Toute l’eau du déluge n’y suffira pas

Toute l’eau du déluge n’y suffira pas

Création avec Lionel Bécimol, Nathalie Bensard, Laura Benson, Michel Dahan, Hervé Langlois, Catherine Lefevre, André Le Hir, Marianne Russilly et Catherine Vuillez.

Mise en scène : Anne CORNU, Vincent ROUCHE
Dramaturgie : Anne CORNU
Avec : Lionel BECIMOL, Nathalie BENSARD, Laura BENSON, Michel DAHAN, Hervé LANGLOIS, Catherine LEFEVRE, André LE HIR, Marianne RUSSILLI, Catherine VUILLEZ.
Scénographie et lumières : Didier GIRARD

1996 – 1998 – Paris, Conflans-Sainte-Honorine, Bruxelles, Besançon, Montbéliard, Trappes

Toute l’eau du déluge n’y suffira pas.

Ils sont sept hommes et femmes, tombés là par hasard, égarés dans un lieu apparemment indéfini mais qui pourrait bien, soudain, en évoquer de plus précis. Échantillons d’une humanité en déroute, ces sept individus pris en otage, sont épinglés par le regard d’un fieffé lutin qui s’ingénie au travers de sa loupe, à forcer le trait d’un singulier portrait. Haut en couleur. De la comédie humaine le lutin retient surtout les détails. Ceux qui, imperceptibles à l’œil nu, racontent la nature profonde de ce que nous sommes et de ce qui nous fait agir. Il les repère ces petits riens qui en disent long, il les étire et ainsi tire les ficelles. S’ensuit que les non-dits s’emparent des corps. La parole s’affole, les repères s’effritent. L’idée qu’ils se faisaient d’eux mêmes est mise en pièces, la décadence est consumée. Ainsi naissent les clowns. Et l’on rit de se voir si proches en ce miroir ! Solitaires et « sans nom », nos compères se les donnent tous, combinent les prénoms à l’infini pour tenter de s’approcher. Pierre-Alain, Marie-France, Jean-Jérôme… dans l’urgence de la rencontre ils s’empêtrent et font valser les traits d’union.

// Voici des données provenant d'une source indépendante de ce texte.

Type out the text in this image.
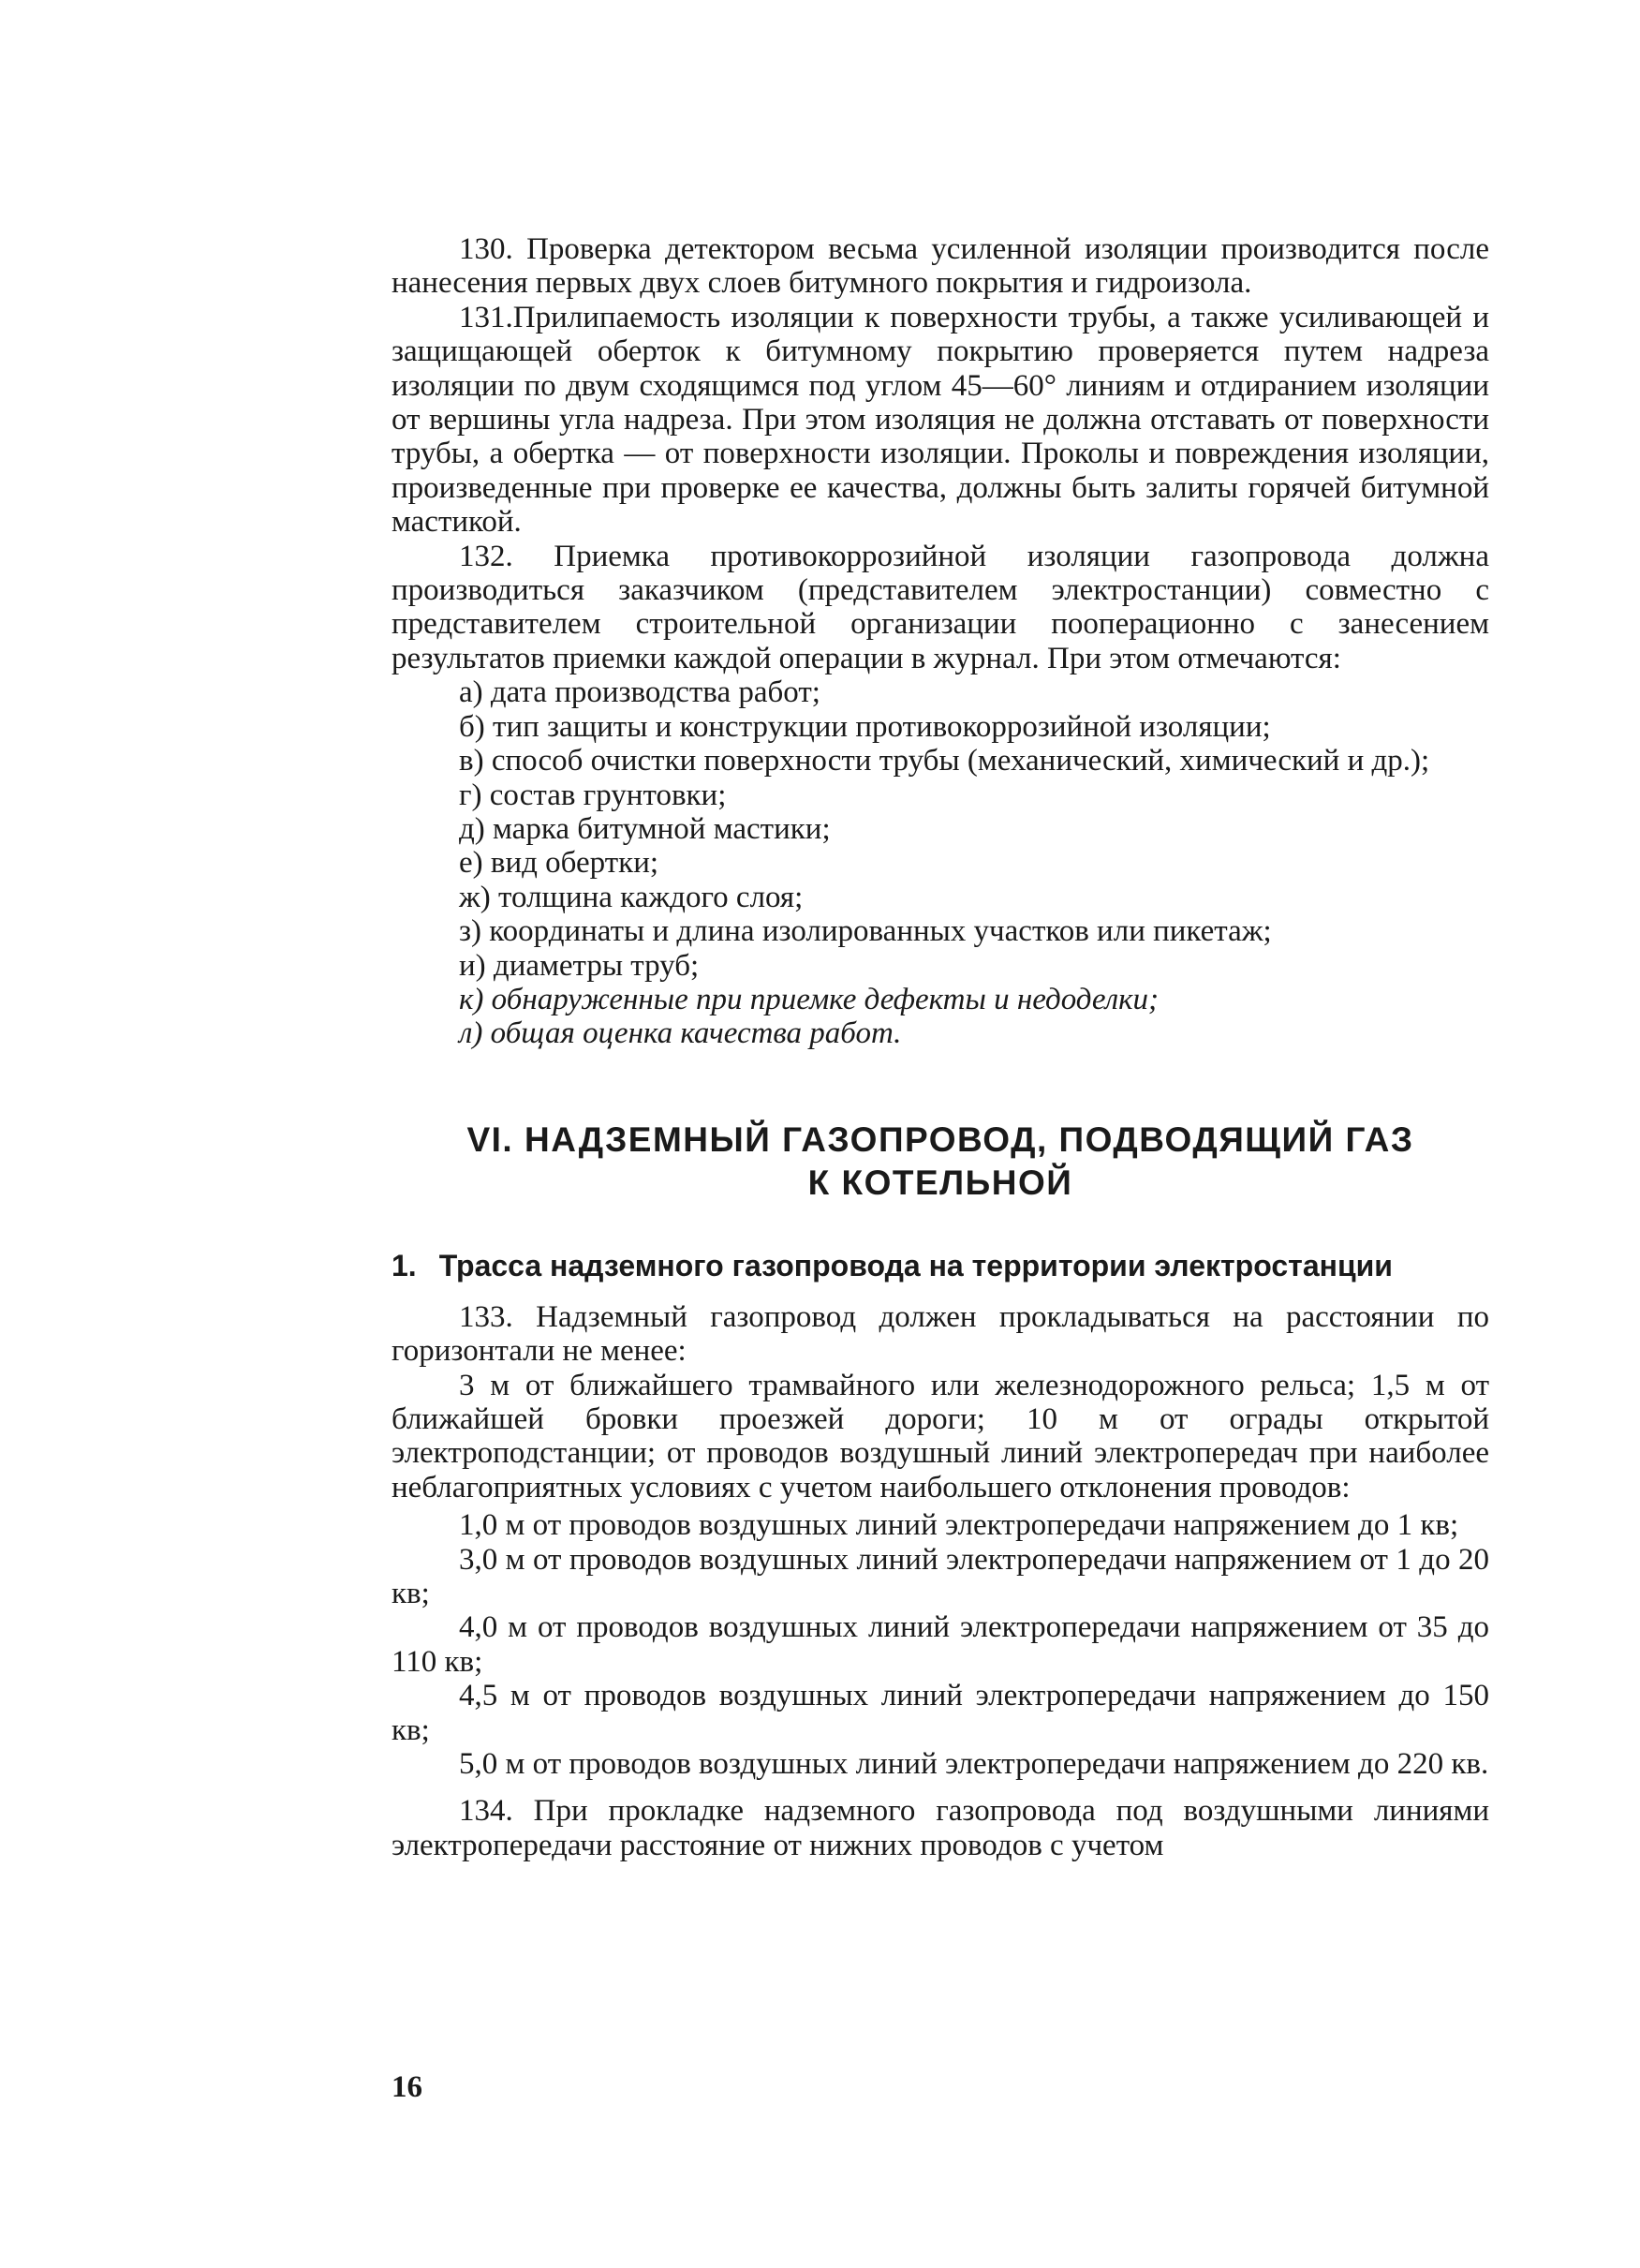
130. Проверка детектором весьма усиленной изоляции производится после нанесения первых двух слоев битумного покрытия и гидроизола.

131.Прилипаемость изоляции к поверхности трубы, а также усиливающей и защищающей оберток к битумному покрытию проверяется путем надреза изоляции по двум сходящимся под углом 45—60° линиям и отдиранием изоляции от вершины угла надреза. При этом изоляция не должна отставать от поверхности трубы, а обертка — от поверхности изоляции. Проколы и повреждения изоляции, произведенные при проверке ее качества, должны быть залиты горячей битумной мастикой.

132. Приемка противокоррозийной изоляции газопровода должна производиться заказчиком (представителем электростанции) совместно с представителем строительной организации пооперационно с занесением результатов приемки каждой операции в журнал. При этом отмечаются:

а) дата производства работ;
б) тип защиты и конструкции противокоррозийной изоляции;
в) способ очистки поверхности трубы (механический, химический и др.);
г) состав грунтовки;
д) марка битумной мастики;
е) вид обертки;
ж) толщина каждого слоя;
з) координаты и длина изолированных участков или пикетаж;
и) диаметры труб;
к) обнаруженные при приемке дефекты и недоделки;
л) общая оценка качества работ.
VI. НАДЗЕМНЫЙ ГАЗОПРОВОД, ПОДВОДЯЩИЙ ГАЗ
К КОТЕЛЬНОЙ
1. Трасса надземного газопровода на территории электростанции

133. Надземный газопровод должен прокладываться на расстоянии по горизонтали не менее:

3 м от ближайшего трамвайного или железнодорожного рельса; 1,5 м от ближайшей бровки проезжей дороги; 10 м от ограды открытой электроподстанции; от проводов воздушный линий электропередач при наиболее неблагоприятных условиях с учетом наибольшего отклонения проводов:

1,0 м от проводов воздушных линий электропередачи напряжением до 1 кв;

3,0 м от проводов воздушных линий электропередачи напряжением от 1 до 20 кв;

4,0 м от проводов воздушных линий электропередачи напряжением от 35 до 110 кв;

4,5 м от проводов воздушных линий электропередачи напряжением до 150 кв;

5,0 м от проводов воздушных линий электропередачи напряжением до 220 кв.

134. При прокладке надземного газопровода под воздушными линиями электропередачи расстояние от нижних проводов с учетом

16
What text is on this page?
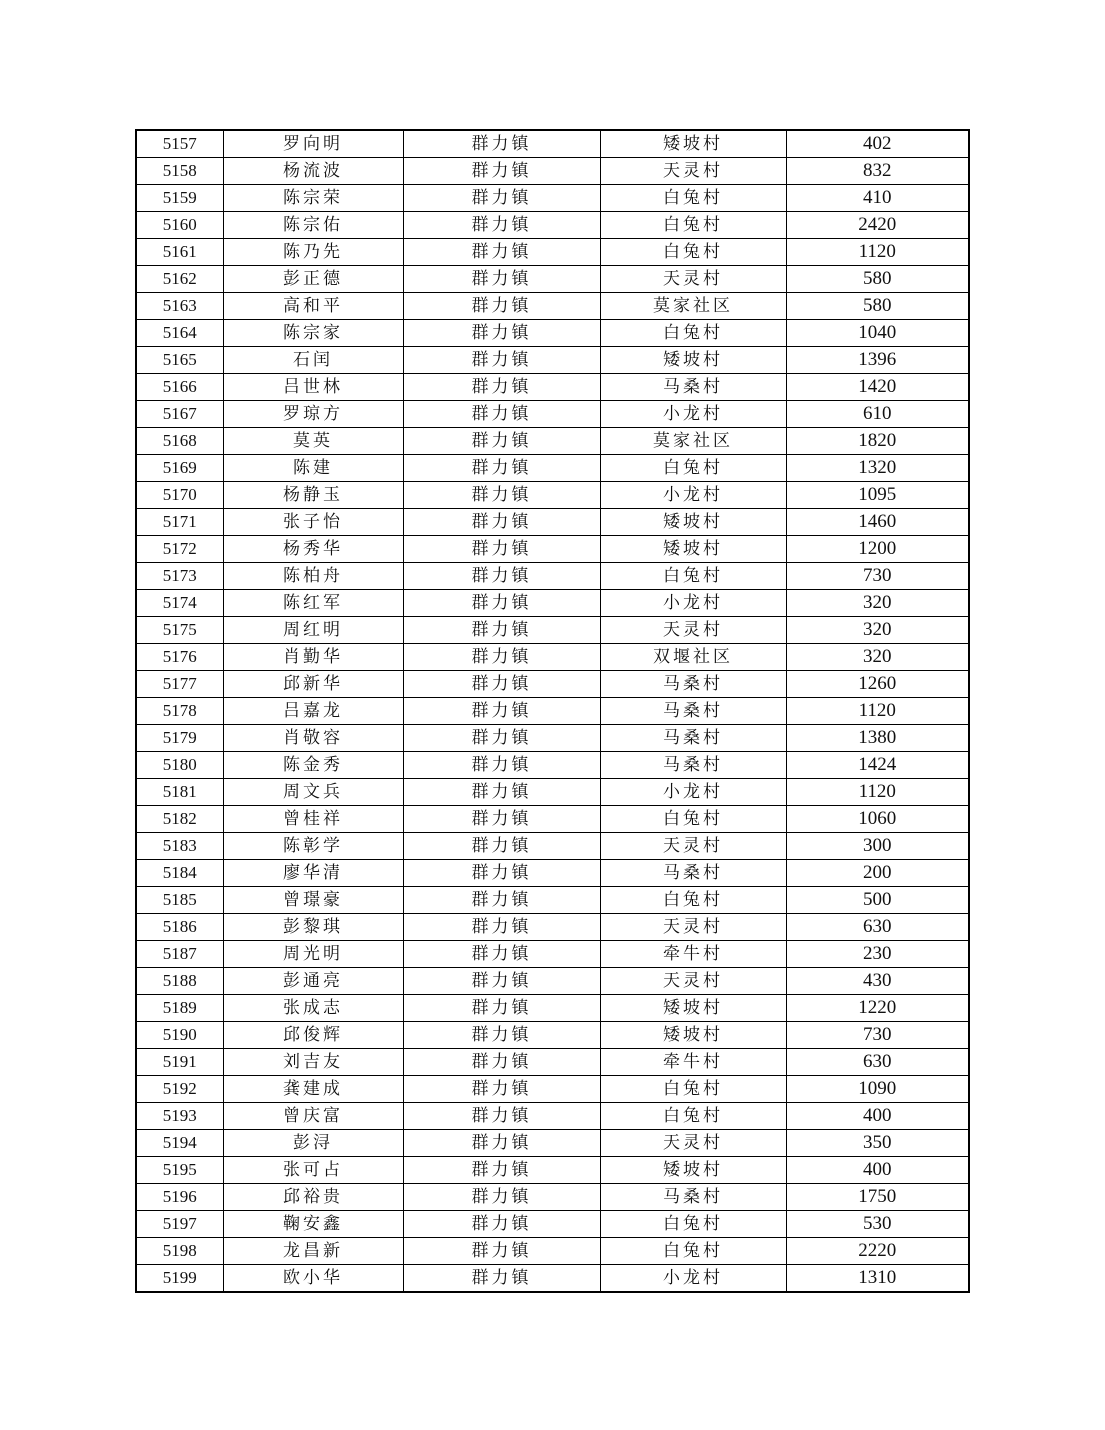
5157	罗向明	群力镇	矮坡村	402
5158	杨流波	群力镇	天灵村	832
5159	陈宗荣	群力镇	白兔村	410
5160	陈宗佑	群力镇	白兔村	2420
5161	陈乃先	群力镇	白兔村	1120
5162	彭正德	群力镇	天灵村	580
5163	高和平	群力镇	莫家社区	580
5164	陈宗家	群力镇	白兔村	1040
5165	石闰	群力镇	矮坡村	1396
5166	吕世林	群力镇	马桑村	1420
5167	罗琼方	群力镇	小龙村	610
5168	莫英	群力镇	莫家社区	1820
5169	陈建	群力镇	白兔村	1320
5170	杨静玉	群力镇	小龙村	1095
5171	张子怡	群力镇	矮坡村	1460
5172	杨秀华	群力镇	矮坡村	1200
5173	陈柏舟	群力镇	白兔村	730
5174	陈红军	群力镇	小龙村	320
5175	周红明	群力镇	天灵村	320
5176	肖勤华	群力镇	双堰社区	320
5177	邱新华	群力镇	马桑村	1260
5178	吕嘉龙	群力镇	马桑村	1120
5179	肖敬容	群力镇	马桑村	1380
5180	陈金秀	群力镇	马桑村	1424
5181	周文兵	群力镇	小龙村	1120
5182	曾桂祥	群力镇	白兔村	1060
5183	陈彰学	群力镇	天灵村	300
5184	廖华清	群力镇	马桑村	200
5185	曾璟豪	群力镇	白兔村	500
5186	彭黎琪	群力镇	天灵村	630
5187	周光明	群力镇	牵牛村	230
5188	彭通亮	群力镇	天灵村	430
5189	张成志	群力镇	矮坡村	1220
5190	邱俊辉	群力镇	矮坡村	730
5191	刘吉友	群力镇	牵牛村	630
5192	龚建成	群力镇	白兔村	1090
5193	曾庆富	群力镇	白兔村	400
5194	彭浔	群力镇	天灵村	350
5195	张可占	群力镇	矮坡村	400
5196	邱裕贵	群力镇	马桑村	1750
5197	鞠安鑫	群力镇	白兔村	530
5198	龙昌新	群力镇	白兔村	2220
5199	欧小华	群力镇	小龙村	1310
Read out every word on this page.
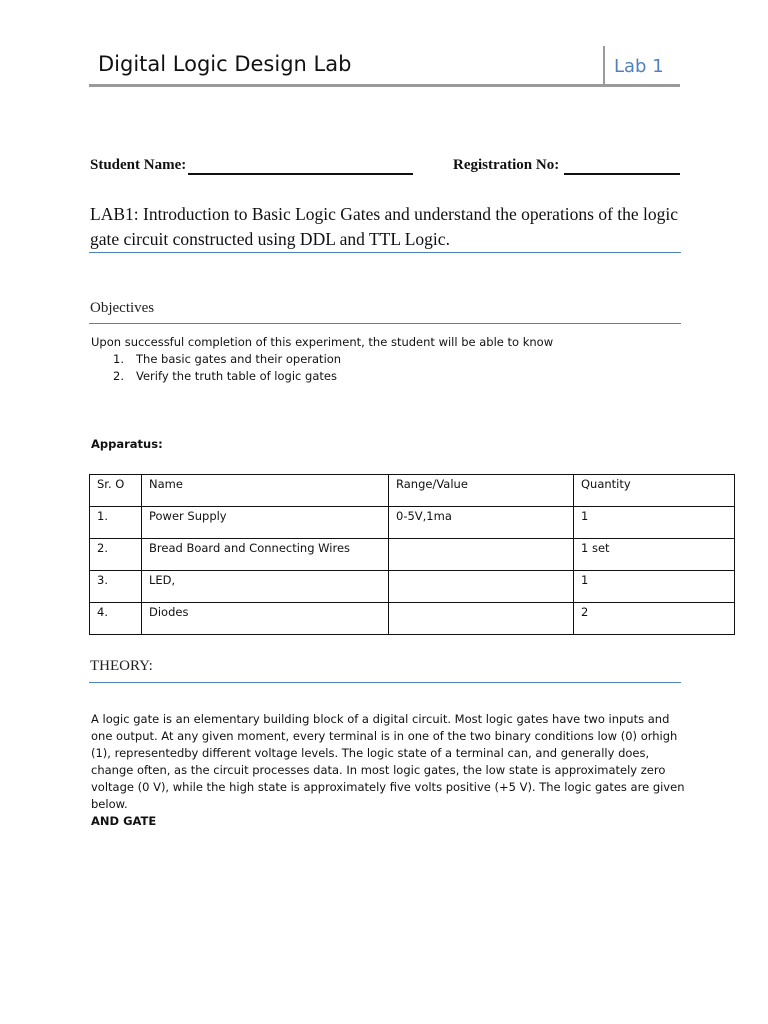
Digital Logic Design Lab	Lab 1
Student Name:	Registration No:
LAB1: Introduction to Basic Logic Gates and understand the operations of the logic gate circuit constructed using DDL and TTL Logic.
Objectives
Upon successful completion of this experiment, the student will be able to know
1. The basic gates and their operation
2. Verify the truth table of logic gates
Apparatus:
Sr. O	Name	Range/Value	Quantity
1.	Power Supply	0-5V,1ma	1
2.	Bread Board and Connecting Wires		1 set
3.	LED,		1
4.	Diodes		2
THEORY:
A logic gate is an elementary building block of a digital circuit. Most logic gates have two inputs and one output. At any given moment, every terminal is in one of the two binary conditions low (0) orhigh (1), representedby different voltage levels. The logic state of a terminal can, and generally does, change often, as the circuit processes data. In most logic gates, the low state is approximately zero voltage (0 V), while the high state is approximately five volts positive (+5 V). The logic gates are given below.
AND GATE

Mais comment aborder l’autre quand tout se dérobe malgré l’effort ? Quand tout échappe : gestes, paroles, objets ? Quand rien n’est fixe, pas même la porte ? Dans un décor en perpétuelle construction, dehors et dedans se confondent, et donnent une vision hallucinée de leur vertige intérieur. Amnésiques ? Pas tout à fait, des bribes de mémoire affleurent mais quand le présent règne en maître, les sensations submergent, le souvenir s’estompe. L’homme social boit la tasse. On frappe encore à la porte qui sépare de l’autre, avant d’entrer. Mais voilà que la porte, sous l’impulsion du désir, se met en marche, que les mains, à peine tendues, se ratent ou s’agrippent, que mots et sons font surgir d’étranges danses, que l’empathie s’en mêle, que l’image de soi se brouille dans le regard de l’autre. Les couples se font, précipités par un hasard heureux, et disparaissent en un éclair faisant place à une autre rencontre, un autre lieu, une autre architecture, une autre histoire. En un kaléidoscope d’images et de situations quotidiennes, par deux, par trois, quelquefois réunis, ils nous content l’étrange désarroi qui nous lie. Avec tendresse, avec humour, car les clowns, eux-mêmes surpris, dans l’instant en font l’aveu. Et de cet aveu en un éclat de rire jaillit toute la légèreté du monde.